3) Use of palmitate treatment as T2D model without hyperglycaemia?
We agree that glucose plus palmitate is often considered the mimicking treatment for T2D. However, some publications just use palmitate, e.g. Hoppa et al., 2009. To be more accurate we now state in the Introduction that our treatment emphasizes the lipotoxicity component of T2D.
4) The selection of proteins blotted for Figure 5B is interesting, but more information about the selection of this panel would be good.
We are not sure what else the reviewers are looking for. In the subsection “Many proteins distribute selectively between granule subpopulations”, which describe these results, we start the description of each group of proteins that we analyzed with a short paragraph what these proteins do and why we included them in our analysis of the two types of granules.
5) The title seems to promise big things but the singular use of the GRINCH/INS1 cell line is arguably not the best. Would be good to have finished on something simple, like data showing human islets have changes in their subpopulations with T2D, or even mouse islets + streptozatocin (T1D) show changes between these subpopulations.

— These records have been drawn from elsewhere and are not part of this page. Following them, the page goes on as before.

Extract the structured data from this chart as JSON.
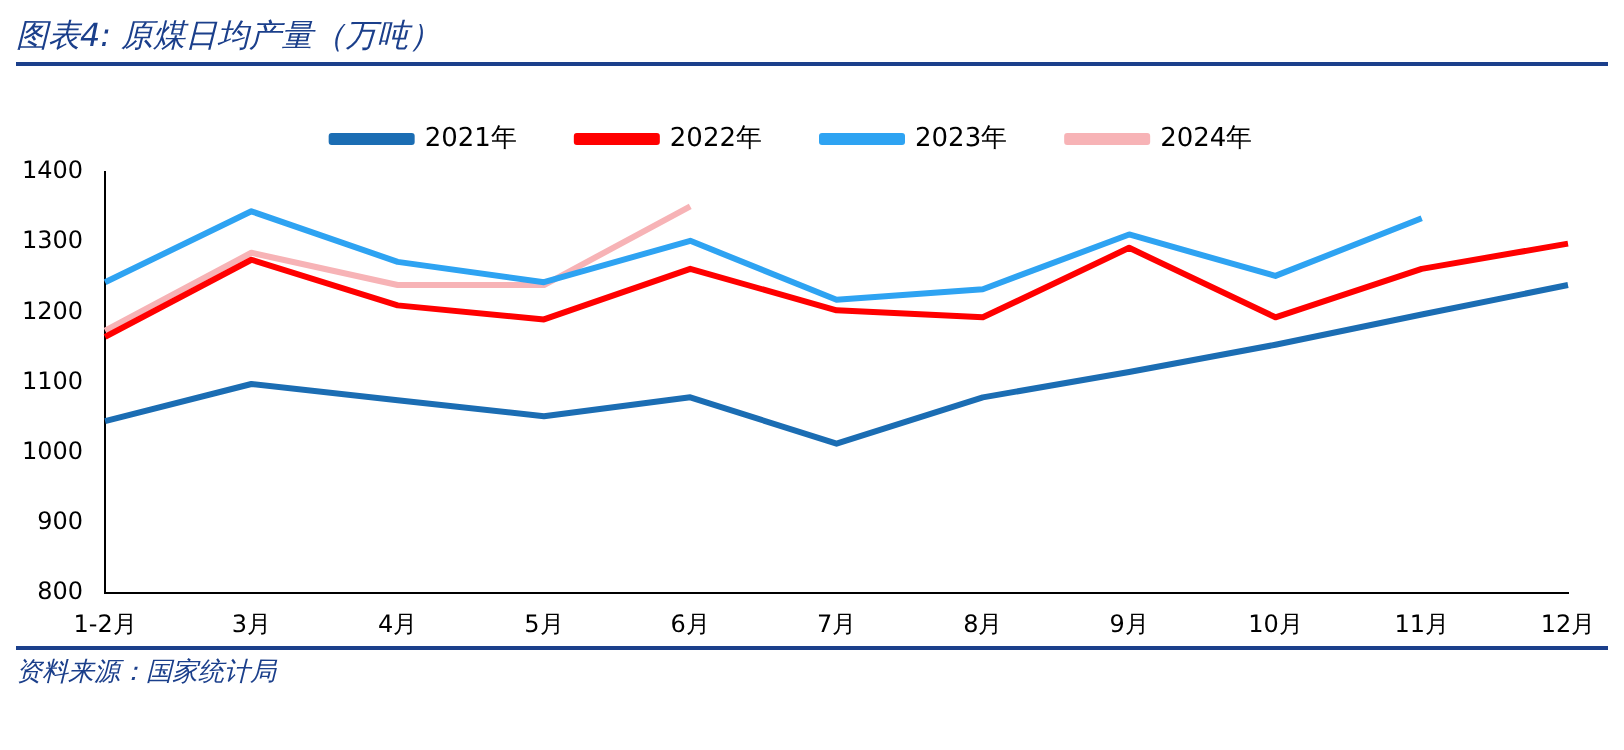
{
  "chart_data": {
    "type": "line",
    "title": "图表4:  原煤日均产量（万吨）",
    "categories": [
      "1-2月",
      "3月",
      "4月",
      "5月",
      "6月",
      "7月",
      "8月",
      "9月",
      "10月",
      "11月",
      "12月"
    ],
    "series": [
      {
        "name": "2021年",
        "color": "#1b6db3",
        "values": [
          1045,
          1098,
          1075,
          1052,
          1079,
          1013,
          1079,
          1115,
          1154,
          1197,
          1239
        ]
      },
      {
        "name": "2022年",
        "color": "#ff0000",
        "values": [
          1165,
          1275,
          1210,
          1190,
          1262,
          1203,
          1193,
          1292,
          1193,
          1262,
          1298
        ]
      },
      {
        "name": "2023年",
        "color": "#2ea3f2",
        "values": [
          1243,
          1344,
          1272,
          1243,
          1302,
          1218,
          1233,
          1311,
          1252,
          1334,
          null
        ]
      },
      {
        "name": "2024年",
        "color": "#f7b3b6",
        "values": [
          1174,
          1285,
          1239,
          1239,
          1351,
          null,
          null,
          null,
          null,
          null,
          null
        ]
      }
    ],
    "ylim": [
      800,
      1400
    ],
    "yticks": [
      800,
      900,
      1000,
      1100,
      1200,
      1300,
      1400
    ],
    "legend": "top",
    "marker": "none",
    "annotations": [
      "资料来源：国家统计局"
    ]
  }
}
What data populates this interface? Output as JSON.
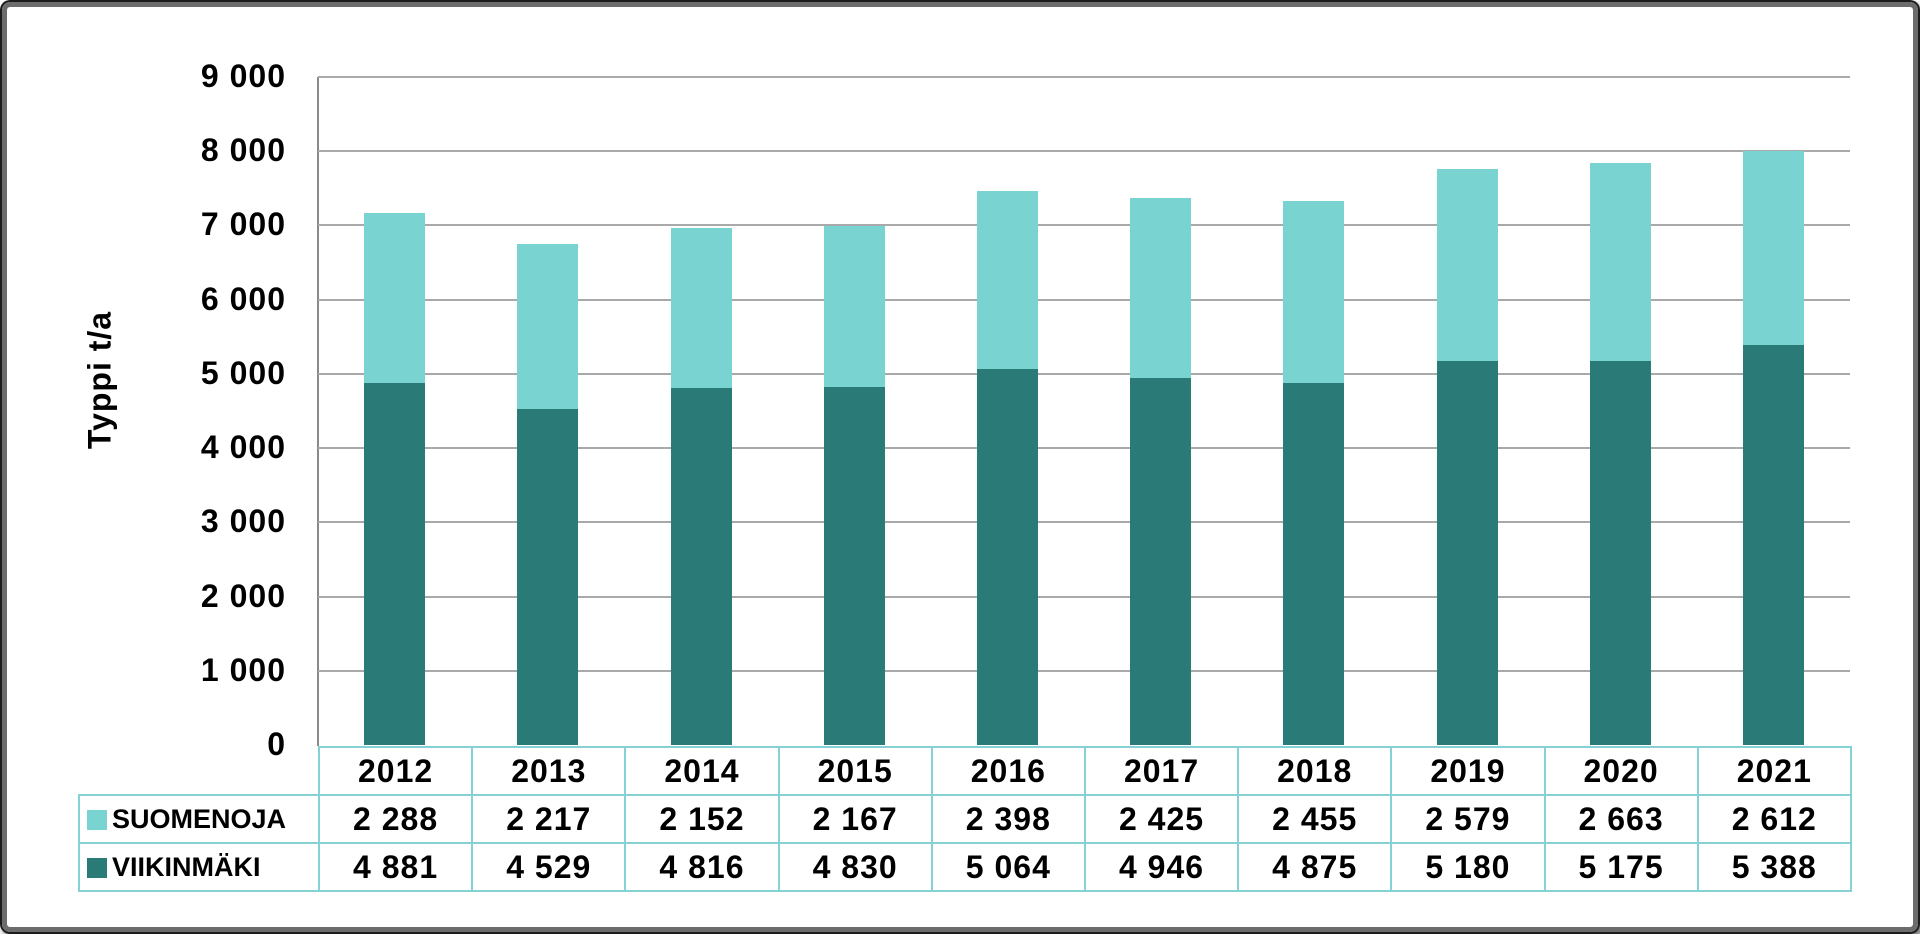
{
  "chart_data": {
    "type": "bar",
    "stacked": true,
    "title": "",
    "ylabel": "Typpi t/a",
    "xlabel": "",
    "categories": [
      "2012",
      "2013",
      "2014",
      "2015",
      "2016",
      "2017",
      "2018",
      "2019",
      "2020",
      "2021"
    ],
    "series": [
      {
        "name": "SUOMENOJA",
        "color": "#79D3D0",
        "values": [
          2288,
          2217,
          2152,
          2167,
          2398,
          2425,
          2455,
          2579,
          2663,
          2612
        ],
        "values_display": [
          "2 288",
          "2 217",
          "2 152",
          "2 167",
          "2 398",
          "2 425",
          "2 455",
          "2 579",
          "2 663",
          "2 612"
        ]
      },
      {
        "name": "VIIKINMÄKI",
        "color": "#2A7B78",
        "values": [
          4881,
          4529,
          4816,
          4830,
          5064,
          4946,
          4875,
          5180,
          5175,
          5388
        ],
        "values_display": [
          "4 881",
          "4 529",
          "4 816",
          "4 830",
          "5 064",
          "4 946",
          "4 875",
          "5 180",
          "5 175",
          "5 388"
        ]
      }
    ],
    "stack_order_bottom_to_top": [
      "VIIKINMÄKI",
      "SUOMENOJA"
    ],
    "ylim": [
      0,
      9000
    ],
    "ytick_interval": 1000,
    "ytick_labels_top_to_bottom": [
      "9 000",
      "8 000",
      "7 000",
      "6 000",
      "5 000",
      "4 000",
      "3 000",
      "2 000",
      "1 000",
      "0"
    ],
    "grid": true,
    "legend_position": "data-table-left",
    "colors": {
      "gridline": "#A9A9A9",
      "axis_line": "#8A8A8A",
      "table_border": "#85D1D5",
      "text": "#000000",
      "frame_border": "#6C6C6C"
    }
  }
}
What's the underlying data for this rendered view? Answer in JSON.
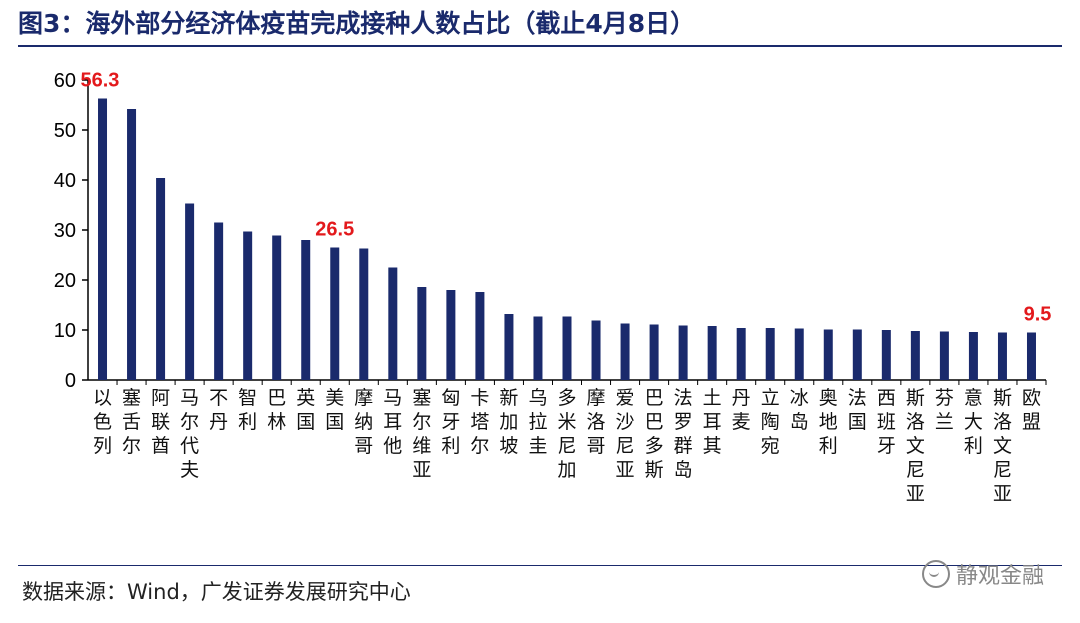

We agree that it would be very interesting to extend our current studies to human islets, which is one of our future goals. While GRINCH and INS832/13 reiterate a wide range of properties of β-cells in islets, there is potential for heterogeneity among islet cells as well as distinct islets, which may add non-trivial complexities in analysis that would still need to be overcome. Indeed, there is already precedence for differential modulation of calcium sensitivity related to exocytosis and cell maturity in β-cells (Huang et al., 2018). We have added a few sentences in the Discussion (sixth paragraph) to highlight such future directions. We have also changed the title of the manuscript to say that subpopulations “are implicated in” rather than “contribute to” the secretory pathology of T1D and T2D.